August 12, 2013 Add Comment
Mengenal Sosok as-Sarkhasi dan Ushul as-Sarkhasi-nya


Image
Ushul as-Sarkhasi
Dalam kajian ushul al-fiqh nama Abu Bakr Muhammad bin Abi Sahl as-Sarkhasi adalah nama yang tidak asing lagi. Ia termasuk salah satu ulama cerdas yang berdiri di garda terdepan madzhab Hanafi. Kedigdayaan intelektual dan kezuhudan yang luar biasa telah menempatkan dirinya sebagai al-Imam al-Ajall az-Zahid Syam al-A`immah (Sang Imam Agung yang Zuhud dan Matahari Para Imam).
Tahun kelahiran as-Sarkhasi tidak diketahui secara pasti, bahkan tahun wafatnya pun diperselisihkan para ulama. Ada yang mengatakan ia meninggal dunia di penghujung tahun 490 H. Riwayat lain mengatakan ia wafat pada tahun 483 H, bahkan ada yang mengatakan ia berpulang ke rahmatullah di penghujung tahun 500 H. Di antara warisan intelektual as-Sarkhasi yang dapat kita nikmati ialah kitab Syarh as-Siyar al-Kabir, al-Mabsuth, dan Ushul as-Sarkhasi.
Tokoh yang satu ini merupakan pakar fiqh sekaligus ushul fiqh Madzhab Hanafi. Melalui kitabnya yang dikenal dengan nama Ushul as-Sarkhasi ia menuangkan pikiran-pikirannya mengenai ushul al-fiqh untuk membela keputusan-keputusan hukum dari kalangan madzhab-nya. Dengan demikian, corak ushl fiqh-nya mengikuti thariqah al-hanafiyyah bukan thariqah al-mutakallimin. 
Dalam pengantarnya, as-Sarkhasi mengemukakan alasan yang mendorongnya untuk menulis kitab tersebut. Bermula setelah menulis anotasi (syarh) terhadap beberapa kitab Muhammad bin al-Hasan, kemudian ia berfikir untuk menjelaskan al-ushul yang melandasi anotasinya agar dapat mempermudah dalam memahami al-furu’. [Jilid, I, h. 10].
 
Membincang ushul al-fiqh berarti membincang metodelogi dan proses terbentuknya sebuah ketetapan hukum fiqh. Seorang dianggap sebagai ahli fiqh sejati jika dirinya memiliki setidaknya tiga hal. Pertama, ia memiliki pengetahuan tentang hal-hal yang disyariatkan.Kedua, memiliki keahlian khusus dalam mengetahui hal-hal yang disyariatkan melalui nashberserta maknanya dan dapat memferifikasi al-ushul dengan pelbagai al-furu’-nya. Atau dengan kata lain dalam mengetahui hal-hal yang disyari'atkan tadi ia menggunakan metode analisis hukum. Ketiga, mengamalkan semua semua.

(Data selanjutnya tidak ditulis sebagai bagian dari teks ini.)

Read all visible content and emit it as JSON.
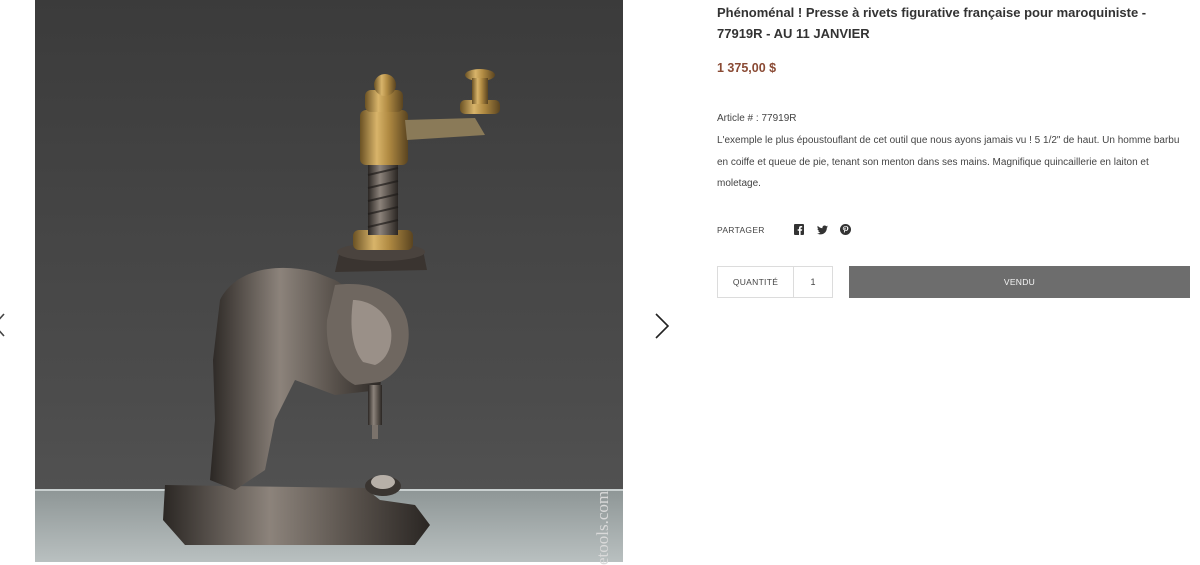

Karenanya, orang yang hanya hafal hal-hal yang disyari'atkan saja tapi tidak menguasai atau menggunakan metode analisis hukum, maka ia bukanlah ahli fiqh sejati, tetapi lebih tepat disebut sebagai rawi. Sedang seandainya, ia hafal hal-hal yang disyari'atkan tersebut dan menguasai atau menggunakan metode analisis hukum, tetapi tidak mengamalkanya, maka ia hanya disebut sebagai ahli fiqh yang parsial (min wajh duna wajh). [jilid, I, h. 10].

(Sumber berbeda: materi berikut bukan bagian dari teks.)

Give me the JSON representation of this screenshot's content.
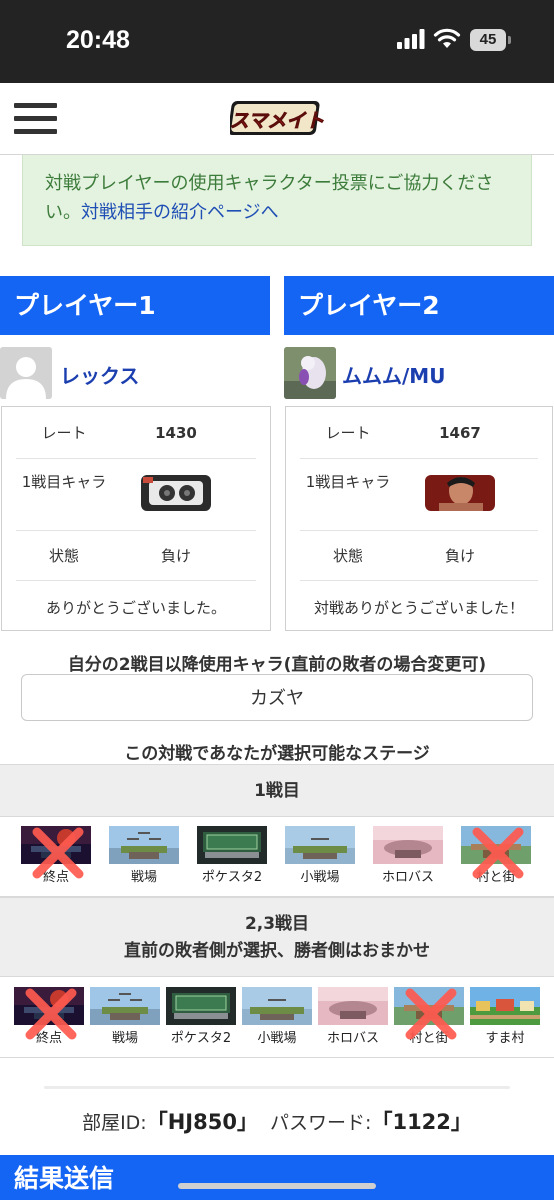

Pandangan di atas acapkali -menurut Khaled Abou El Fadl- menimbulkan ketegangan antara kelompok ahli fiqh dengan kalangan ahli hadits yang proses analisis hukumnya sebagian besar bersifat mekanis, yaitu hanya mencari-cari hadits yang cocok untuk dipasang pada persoalan yang dihadapi dalam situasi faktual. [Khaled M. Abou El Fadl, Speaking of God’s diterjemahkan oleh R. Cecep Lukman Yasin, Atas Nama Tuhan, Serambi, h. 91-92].

Gaya penyusunan kitab as-Sarkhasi memang agak sedikit menyulitkan pembacanya. Sebab, dibutuhkan kemapuan prima dan ketelitian extra agar dapat menyambungkan hubungan antara bab yang satu dengan bab lainnya. Dan rasanya takterbantahkan bahwa argumen-argumen dan pemikiran ushul al-fiqh-nya yang nota benenya adalah sebagai penjelasan teoritis dari anotasinya atas kitab-kitab Muhammad bin Hasan layak untuk diperhitungkan.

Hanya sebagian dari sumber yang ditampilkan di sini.